Colegas editores do passado, saudações.
Desde que comecei a visitar o início do século XXI para estudar o impacto das origens da Internet e da Inteligência Artificial no ciclo de vida dos produtos do mercado editorial, uma das coisas que mais me surpreendeu pelo seu primitivismo, além, óbvio, das guerras, da fome, da desigualdade social, e da existência de redes sociais virtuais, é o quanto vocês ainda falam de inovação. Sério, no futuro essa é uma palavra que quase ninguém usa. Hoje em dia, pelo contrário, parece que a inovação é a coisa mais inovadora que existe.

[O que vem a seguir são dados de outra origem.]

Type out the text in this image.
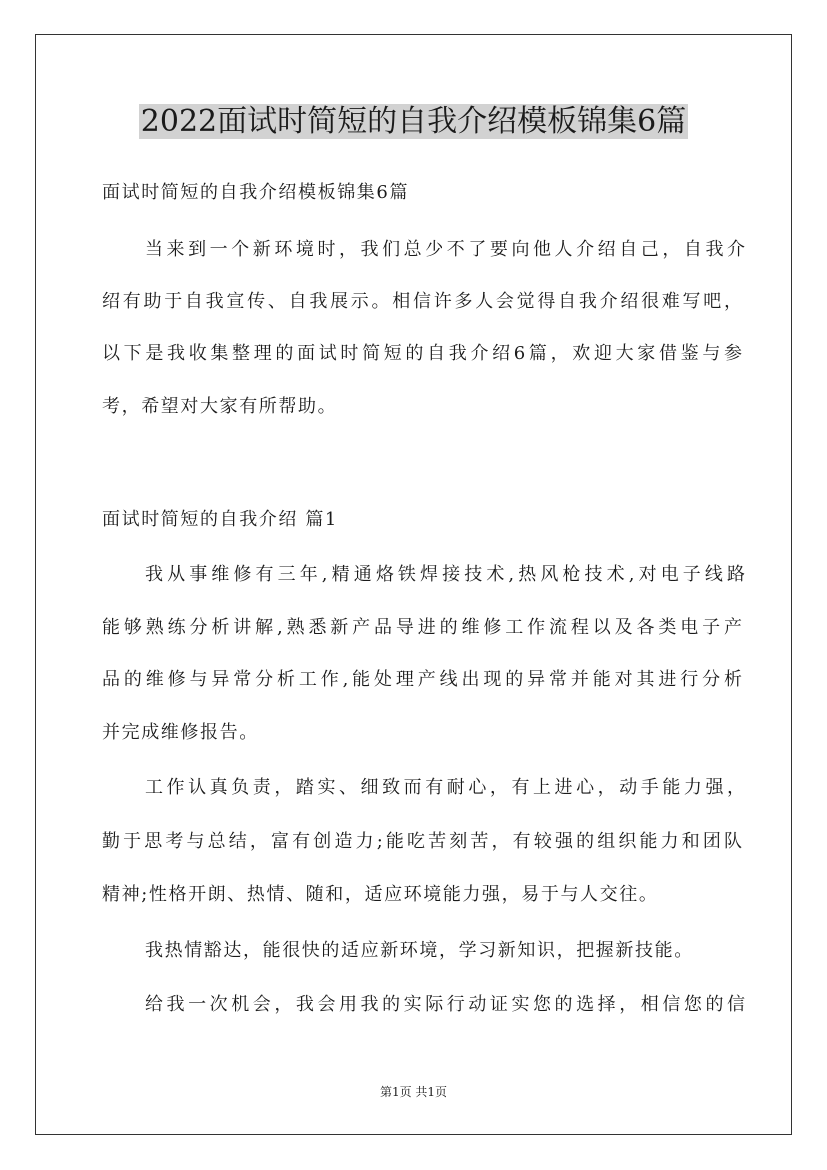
2022面试时简短的自我介绍模板锦集6篇

面试时简短的自我介绍模板锦集6篇

当来到一个新环境时，我们总少不了要向他人介绍自己，自我介

绍有助于自我宣传、自我展示。相信许多人会觉得自我介绍很难写吧，

以下是我收集整理的面试时简短的自我介绍6篇，欢迎大家借鉴与参

考，希望对大家有所帮助。

面试时简短的自我介绍 篇1

我从事维修有三年,精通烙铁焊接技术,热风枪技术,对电子线路

能够熟练分析讲解,熟悉新产品导进的维修工作流程以及各类电子产

品的维修与异常分析工作,能处理产线出现的异常并能对其进行分析

并完成维修报告。

工作认真负责，踏实、细致而有耐心，有上进心，动手能力强，

勤于思考与总结，富有创造力;能吃苦刻苦，有较强的组织能力和团队

精神;性格开朗、热情、随和，适应环境能力强，易于与人交往。

我热情豁达，能很快的适应新环境，学习新知识，把握新技能。

给我一次机会，我会用我的实际行动证实您的选择，相信您的信

第1页 共1页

Mas, tranquilo, eu entendo vocês. O seu ambiente ainda não é o mais propício para a inovação. Sua ciência da administração ainda é muito focada em resultados de curto prazo, em geração de lucro e não em geração de valor. Pra piorar, não sei como, mas vocês ainda acham que são as pessoas que são inovadoras.
Apesar do Brian Eno já ter cantado a pedra desde 2009 de que não existe Gênio, mas Scênio- uma cena que promove a inovação no lugar do mito do desbravador individual-, vocês ainda têm essa mania de colocar os louros das mudanças de paradigmas, e, também, o estigma do erro em pessoas específicas. Besteira, é tudo parte de um mesmo processo coletivo. É preciso errar para inovar, pois, na vida, só temos duas opções: acertar ou aprender.

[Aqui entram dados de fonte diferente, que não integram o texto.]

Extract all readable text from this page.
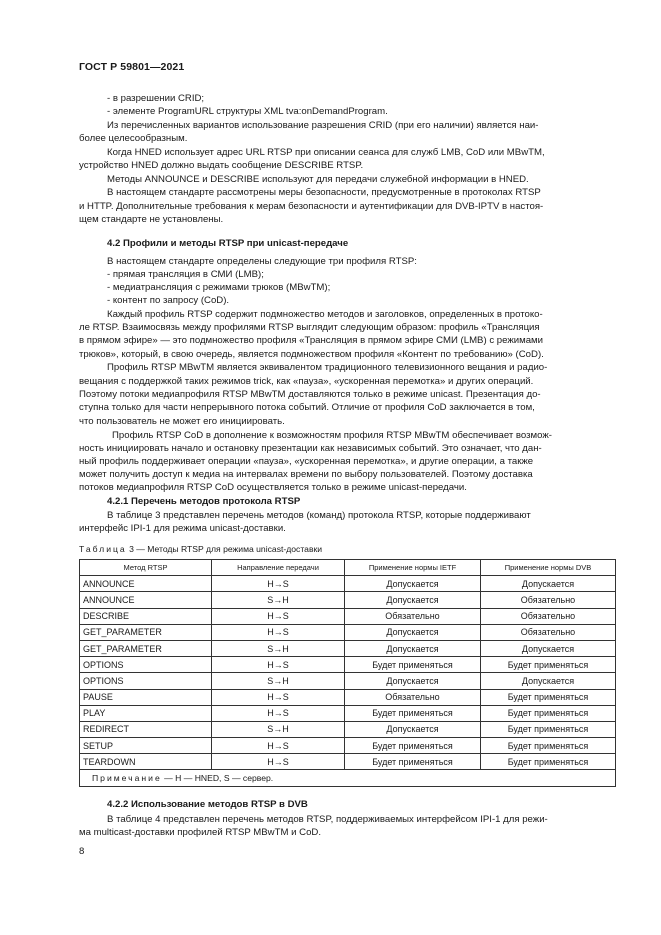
ГОСТ Р 59801—2021
- в разрешении CRID;
- элементе ProgramURL структуры XML tva:onDemandProgram.
Из перечисленных вариантов использование разрешения CRID (при его наличии) является наи-
более целесообразным.
Когда HNED использует адрес URL RTSP при описании сеанса для служб LMB, CoD или MBwTM,
устройство HNED должно выдать сообщение DESCRIBE RTSP.
Методы ANNOUNCE и DESCRIBE используют для передачи служебной информации в HNED.
В настоящем стандарте рассмотрены меры безопасности, предусмотренные в протоколах RTSP
и HTTP. Дополнительные требования к мерам безопасности и аутентификации для DVB-IPTV в настоя-
щем стандарте не установлены.
4.2 Профили и методы RTSP при unicast-передаче
В настоящем стандарте определены следующие три профиля RTSP:
- прямая трансляция в СМИ (LMB);
- медиатрансляция с режимами трюков (MBwTM);
- контент по запросу (CoD).
Каждый профиль RTSP содержит подмножество методов и заголовков, определенных в протоко-
ле RTSP. Взаимосвязь между профилями RTSP выглядит следующим образом: профиль «Трансляция
в прямом эфире» — это подмножество профиля «Трансляция в прямом эфире СМИ (LMB) с режимами
трюков», который, в свою очередь, является подмножеством профиля «Контент по требованию» (CoD).
Профиль RTSP MBwTM является эквивалентом традиционного телевизионного вещания и радио-
вещания с поддержкой таких режимов trick, как «пауза», «ускоренная перемотка» и других операций.
Поэтому потоки медиапрофиля RTSP MBwTM доставляются только в режиме unicast. Презентация до-
ступна только для части непрерывного потока событий. Отличие от профиля CoD заключается в том,
что пользователь не может его инициировать.
Профиль RTSP CoD в дополнение к возможностям профиля RTSP MBwTM обеспечивает возмож-
ность инициировать начало и остановку презентации как независимых событий. Это означает, что дан-
ный профиль поддерживает операции «пауза», «ускоренная перемотка», и другие операции, а также
может получить доступ к медиа на интервалах времени по выбору пользователей. Поэтому доставка
потоков медиапрофиля RTSP CoD осуществляется только в режиме unicast-передачи.
4.2.1 Перечень методов протокола RTSP
В таблице 3 представлен перечень методов (команд) протокола RTSP, которые поддерживают
интерфейс IPI-1 для режима unicast-доставки.
Таблица 3 — Методы RTSP для режима unicast-доставки
Метод RTSP	Направление передачи	Применение нормы IETF	Применение нормы DVB
ANNOUNCE	H→S	Допускается	Допускается
ANNOUNCE	S→H	Допускается	Обязательно
DESCRIBE	H→S	Обязательно	Обязательно
GET_PARAMETER	H→S	Допускается	Обязательно
GET_PARAMETER	S→H	Допускается	Допускается
OPTIONS	H→S	Будет применяться	Будет применяться
OPTIONS	S→H	Допускается	Допускается
PAUSE	H→S	Обязательно	Будет применяться
PLAY	H→S	Будет применяться	Будет применяться
REDIRECT	S→H	Допускается	Будет применяться
SETUP	H→S	Будет применяться	Будет применяться
TEARDOWN	H→S	Будет применяться	Будет применяться
Примечание — H — HNED, S — сервер.			
4.2.2 Использование методов RTSP в DVB
В таблице 4 представлен перечень методов RTSP, поддерживаемых интерфейсом IPI-1 для режи-
ма multicast-доставки профилей RTSP MBwTM и CoD.
8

Outro problema taí. Quando a gente só quer acertar, a tendência é não inovar. Por exemplo, se o que está vendendo é autoficção e livro de colorir, fazer um livro para pintar fotos da Annie Ernaux não é bem inovação. Tá mais pra um golpe publicitário que tem tudo pra naufragar.
Assim, pra o tal Scênio acontecer, além de ter tolerância ao erro e aprender com ele, é preciso ter confiança nos outros atores do processo editorial, e saber que nem todo mundo precisa ser protagonista da inovação, mas que podemos ser excelentes coadjuvantes. Quando uma nova tecnologia chega, como foi com o livro digital, e agora com a inteligência artificial, é preciso criar cadeias de relacionamento que gerem e fortaleçam os ecossistemas de inovação. Em alguns momentos seremos nós na linha de frente das mudanças de paradigma, em outros seremos nós que precisaremos nos adaptar a elas. Tudo depende do foco da sua editora e dos interesses do seu público.
E essas inovações, é importante repetir, não surgem como uma lâmpada na cabeça de um iluminado, mas sim de um trabalho cuidadoso de recontextualizar os problemas, e se debruçar sobre as necessidades de todos os elos dessa cadeia. Só assim poderemos dar os saltos necessários nos nossos patamares, como fizemos no século XX nas mudanças de cadeias de distribuição, no desenvolvimento de novos pontos de venda, na digitalização dos processos de produção, e na criação de formatos físicos e digitais que atendiam a diferentes mercados. Quando chegamos nesses novos patamares, pode até parecer que os problemas antigos foram “resolvidos”, mas o que ocorreu, na verdade, foi que criamos um novo cenário onde novos desafios surgirão. O segredo aqui é ter a tranquilidade de olhar para esse processo como uma evolução contínua, e não como uma infindável e frustrante busca de soluções.
Essa evolução pode ser de todos os tamanhos e com maiores ou menores áreas de impacto. Desde melhorias de processos, com benefícios localizados na cadeia de produção de uma só editora, até as disruptivas, criando novos paradigmas para todo o mercado do livro, passando pelas inovações colaborativas, que promovem avanços para todo o setor e aumentam o público leitor. O somatório de todas essas inovações acumulativas é que vai construir o futuro de onde eu vim.
Um futuro em que saberemos aprender, reaprender e, principalmente, desaprender. Afinal, a única coisa que falta para criarmos esse ambiente, onde a inovação seja tão usual que nem precisemos falar dela, é justamente nos darmos a liberdade de olhar os problemas como simples provocações, e nos libertarmos das fórmulas do passado e dos nossos egos inflados.
Ops, espero não ter criado de novo, com a minha boca grande, nenhuma nova linha temporal onde adiantamos a disseminação da inovação no mercado editorial. Já não sei mais se errei ou inovei, mas uma certeza eu tenho: algo novo eu aprendi. E vocês? Aprenderam?